How could a compiler break the lockless hashing method?

Discussion of chess software programming and technical issues.

Moderators: hgm, Rebel, chrisw

wgarvin
Posts: 838
Joined: Thu Jul 05, 2007 5:03 pm
Location: British Columbia, Canada

Re: How could a compiler break the lockless hashing method?

Post by wgarvin »

syzygy wrote:
wgarvin wrote:The least they ought to have done, was define some semantics for it with unsigned integer types, providing that it might return ANY bit pattern, but would not trap or otherwise blow up. I have a hard time imagining a C-capable platform that could not meet that requirement.
If you allow signed overflow to return ANY bit pattern, it seems difficult to imagine any program (written by a programmer well aware that signed overflow can return ANY bit pattern) that on purpose lets integers overflow.
I was not talking about integer overflow there. I was talking about shadow spin locking (spinning on a regular read instead of a locked cmpxchg) and how I suspect it is UB under C11.

If C11 had specified that a "data race" on an unsigned int resulted in undefined values instead of UB, it would be possible to implement such things without entering UB territory, and I can't really imagine an optim that would be possible because of that UB, so there wouldn't be much downside that I can see to defining it.
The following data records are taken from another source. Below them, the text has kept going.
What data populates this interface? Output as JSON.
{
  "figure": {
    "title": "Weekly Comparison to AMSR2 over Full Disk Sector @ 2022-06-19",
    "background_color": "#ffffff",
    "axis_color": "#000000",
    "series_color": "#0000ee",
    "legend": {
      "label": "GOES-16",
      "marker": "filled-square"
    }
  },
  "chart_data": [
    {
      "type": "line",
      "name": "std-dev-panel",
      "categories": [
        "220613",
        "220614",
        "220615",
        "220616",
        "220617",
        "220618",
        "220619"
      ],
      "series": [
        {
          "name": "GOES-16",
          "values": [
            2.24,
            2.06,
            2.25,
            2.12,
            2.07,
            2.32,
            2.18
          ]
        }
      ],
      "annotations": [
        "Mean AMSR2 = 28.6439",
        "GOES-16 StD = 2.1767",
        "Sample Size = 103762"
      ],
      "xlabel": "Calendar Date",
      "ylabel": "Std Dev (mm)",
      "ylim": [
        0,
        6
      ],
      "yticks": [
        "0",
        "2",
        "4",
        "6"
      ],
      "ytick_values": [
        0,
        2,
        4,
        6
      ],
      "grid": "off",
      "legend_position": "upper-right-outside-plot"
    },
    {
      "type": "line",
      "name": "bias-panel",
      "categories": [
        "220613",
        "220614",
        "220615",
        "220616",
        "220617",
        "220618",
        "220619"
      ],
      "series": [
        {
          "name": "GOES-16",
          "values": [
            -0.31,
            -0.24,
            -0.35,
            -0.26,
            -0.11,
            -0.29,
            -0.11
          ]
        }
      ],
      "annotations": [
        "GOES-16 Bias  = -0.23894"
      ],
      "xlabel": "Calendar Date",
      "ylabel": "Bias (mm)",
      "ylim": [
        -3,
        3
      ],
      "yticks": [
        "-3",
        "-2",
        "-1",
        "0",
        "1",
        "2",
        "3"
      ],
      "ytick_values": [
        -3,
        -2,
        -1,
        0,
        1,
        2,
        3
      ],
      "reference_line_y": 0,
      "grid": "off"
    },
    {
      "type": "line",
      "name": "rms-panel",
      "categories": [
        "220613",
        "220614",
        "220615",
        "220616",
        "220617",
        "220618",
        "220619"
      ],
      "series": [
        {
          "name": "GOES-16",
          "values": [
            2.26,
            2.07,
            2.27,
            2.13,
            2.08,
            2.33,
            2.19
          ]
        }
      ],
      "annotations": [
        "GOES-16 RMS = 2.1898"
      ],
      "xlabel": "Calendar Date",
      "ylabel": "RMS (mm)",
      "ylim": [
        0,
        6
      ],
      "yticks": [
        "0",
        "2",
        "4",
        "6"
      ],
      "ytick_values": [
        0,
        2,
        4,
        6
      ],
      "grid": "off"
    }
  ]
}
For integer overflow, the costs/benefits would be different, and its clear at least that the UB of integer overflow is valuable to optimizers.
syzygy
Posts: 5563
Joined: Tue Feb 28, 2012 11:56 pm

Re: How could a compiler break the lockless hashing method?

Post by syzygy »

mvk wrote:
syzygy wrote:If you allow signed overflow to return ANY bit pattern, it seems difficult to imagine any program (written by a programmer well aware that signed overflow can return ANY bit pattern) that on purpose lets integers overflow. In other words, any overflow would be a bug and can easily lead to crashes, buffer overflows and any other kind of unexpected behavior. There does not seem to be much to gain here.
I found a case of signed overflow in my program where this would still be ok. (...)
So in your program overflow only occurs in cases where the results are of no interest. Ok, that appears to be a valid counterexample.

Allowing any bit pattern would probably leave most if not all optimisations intact. The expression "a + 1 > a" may still be optimised to "1". The "i += i" loop may still be optimised to "while (1)".
Mind that this case has no uninitialized variables, (...)
Now that you mention them, I'm sure there are also programs that in a very similar way read out uninitialized variables without actually using the results.
syzygy
Posts: 5563
Joined: Tue Feb 28, 2012 11:56 pm

Re: How could a compiler break the lockless hashing method?

Post by syzygy »

wgarvin wrote:
syzygy wrote:
wgarvin wrote:The least they ought to have done, was define some semantics for it with unsigned integer types, providing that it might return ANY bit pattern, but would not trap or otherwise blow up. I have a hard time imagining a C-capable platform that could not meet that requirement.
If you allow signed overflow to return ANY bit pattern, it seems difficult to imagine any program (written by a programmer well aware that signed overflow can return ANY bit pattern) that on purpose lets integers overflow.
I was not talking about integer overflow there. I was talking about shadow spin locking (spinning on a regular read instead of a locked cmpxchg) and how I suspect it is UB under C11.
Oops, I did not read well (at all).

Yes, a regular read would give UB if some other thread writes to the same location in a manner that is "neither before nor after" the read (taking into account C11 synchronisation primitives). I don't think C11 has an equivalent for "lock cmpxchg", so the "instead" I don't completely follow. C11 also imposes no requirements on programs using inline assembly :-)

Once you are doing such "dangerous things" you are effectively outside C11 and just have to rely on the compiler and runtime environment.
If C11 had specified that a "data race" on an unsigned int resulted in undefined values instead of UB, it would be possible to implement such things without entering UB territory, and I can't really imagine an optim that would be possible because of that UB, so there wouldn't be much downside that I can see to defining it.
Not declaring it as UB would mean you can't allow the compiled code to reload the value when that would be convenient. So you do restrict the compiler at least somewhat. And since the compiler usually will not know which data races might exist, it will be prevented from reloading values from any memory location potentially known to other threads.